Nell’alta Maremma toscana sono appena sbocciati 137 girasoli meccanici, piante hitech capaci di catturare e distribuire energia sufficiente al fabbisogno elettrico di 600 famiglie. A coltivarli su un’area di circa 5 ettari di terreno ci pensa un giardiniere particolare, Solar Energy Italia, l’impresa di Prato specializzata in impianti fotovoltaici, che ha dato vita ad Agro di Sticciano al più grande parco ad «inseguimento solare» d’Italia.

L’idea di piantare gli inseguitori solari vicino ad un campo agricolo arriva su sollecitazione di Federico Vecchioni, presidente di Confagricoltura e socio di riferimento de il Ceppo, la società che ha investito 7 milioni nel sito produttivo grossetano. Ragioni ambientali innanzitutto, ma anche di affari. L’impianto del Cicalino1 consente di risparmiare 312 tonnellate di petrolio l’anno (corrispondenti a quasi 50 autocisterne) evitando l’immissione di 952 tonnellate di CO2 in atmosfera. E oltretutto la superficie captante installata di ogni "girasole", è di circa 50 metri quadri ed una potenza di 7,260 kwh, garantisce una potenza media complessiva di 1,6 milioni di kwh. L’energia prodotta dall’intero parco sarà riversata in rete. L’obiettivo di Federico Vecchioni è quello di realizzare un polo dedicato alle energie rinnovabili: come primo passo ha optato per il fotovoltaico, anziché su gas e biomasse, perché spinto dall’incentivo statale, non da poco, del conto energia, che riconosce 0,47 euro per kilowattora prodotto erogati dal Gestore elettrico.

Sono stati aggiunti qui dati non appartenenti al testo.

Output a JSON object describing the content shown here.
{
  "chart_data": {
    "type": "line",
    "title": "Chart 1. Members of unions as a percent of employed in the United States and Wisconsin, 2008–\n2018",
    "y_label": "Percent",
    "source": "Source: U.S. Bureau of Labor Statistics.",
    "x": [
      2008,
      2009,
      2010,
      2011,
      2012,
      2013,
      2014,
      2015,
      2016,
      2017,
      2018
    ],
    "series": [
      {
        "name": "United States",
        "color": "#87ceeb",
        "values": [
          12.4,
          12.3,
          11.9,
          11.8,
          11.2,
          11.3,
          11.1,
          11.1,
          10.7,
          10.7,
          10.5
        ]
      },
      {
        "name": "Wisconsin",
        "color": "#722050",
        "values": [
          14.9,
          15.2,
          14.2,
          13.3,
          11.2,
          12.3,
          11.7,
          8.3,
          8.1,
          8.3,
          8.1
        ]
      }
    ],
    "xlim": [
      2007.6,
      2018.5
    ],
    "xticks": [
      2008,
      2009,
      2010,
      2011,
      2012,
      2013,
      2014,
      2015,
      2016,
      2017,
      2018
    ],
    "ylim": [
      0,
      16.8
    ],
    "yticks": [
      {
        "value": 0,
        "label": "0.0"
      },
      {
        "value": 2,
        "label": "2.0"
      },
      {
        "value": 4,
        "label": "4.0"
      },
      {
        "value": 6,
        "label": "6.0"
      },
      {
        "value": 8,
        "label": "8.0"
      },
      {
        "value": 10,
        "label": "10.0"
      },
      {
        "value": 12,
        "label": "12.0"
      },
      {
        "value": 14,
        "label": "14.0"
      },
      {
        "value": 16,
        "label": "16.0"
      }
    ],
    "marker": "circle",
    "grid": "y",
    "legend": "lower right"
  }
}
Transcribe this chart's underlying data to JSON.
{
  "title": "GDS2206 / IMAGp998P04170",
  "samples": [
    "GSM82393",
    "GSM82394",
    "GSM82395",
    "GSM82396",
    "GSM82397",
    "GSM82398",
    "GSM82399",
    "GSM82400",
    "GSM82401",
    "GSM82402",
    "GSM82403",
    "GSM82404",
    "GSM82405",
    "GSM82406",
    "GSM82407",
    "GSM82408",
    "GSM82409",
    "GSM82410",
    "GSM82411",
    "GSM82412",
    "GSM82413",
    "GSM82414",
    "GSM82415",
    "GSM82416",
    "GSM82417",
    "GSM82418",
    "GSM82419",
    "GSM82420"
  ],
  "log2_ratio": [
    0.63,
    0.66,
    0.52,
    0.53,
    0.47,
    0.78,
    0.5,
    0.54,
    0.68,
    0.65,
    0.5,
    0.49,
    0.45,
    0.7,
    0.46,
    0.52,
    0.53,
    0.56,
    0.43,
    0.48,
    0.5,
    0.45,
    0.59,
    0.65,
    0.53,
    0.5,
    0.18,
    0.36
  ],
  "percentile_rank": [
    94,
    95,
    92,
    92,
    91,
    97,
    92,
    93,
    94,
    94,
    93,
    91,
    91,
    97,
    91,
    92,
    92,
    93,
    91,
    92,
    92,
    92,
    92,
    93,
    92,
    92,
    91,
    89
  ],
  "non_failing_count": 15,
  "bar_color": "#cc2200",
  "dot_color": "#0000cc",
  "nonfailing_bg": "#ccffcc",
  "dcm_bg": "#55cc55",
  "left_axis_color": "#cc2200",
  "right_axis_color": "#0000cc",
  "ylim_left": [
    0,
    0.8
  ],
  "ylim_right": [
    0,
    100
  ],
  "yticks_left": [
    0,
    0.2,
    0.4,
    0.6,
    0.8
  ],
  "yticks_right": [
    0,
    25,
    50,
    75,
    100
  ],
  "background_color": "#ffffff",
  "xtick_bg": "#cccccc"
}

«L’impianto di Sticciano spiega l’amministratore delegato Francesco Repola è una novità nel panorama italiano, per dimensioni e per impatto ambientale praticamente nullo. Il tutto ad un alto tasso di efficienza energetica. Rispetto agli impianti fissi, quelli che sfruttano la tecnologia dell’inseguimento solare biassiale garantiscono una performance superiore del 2530%. Il nostro obiettivo è promuovere questa tecnologia su tutta la penisola, che sconta un gap con gli altri paesi europei».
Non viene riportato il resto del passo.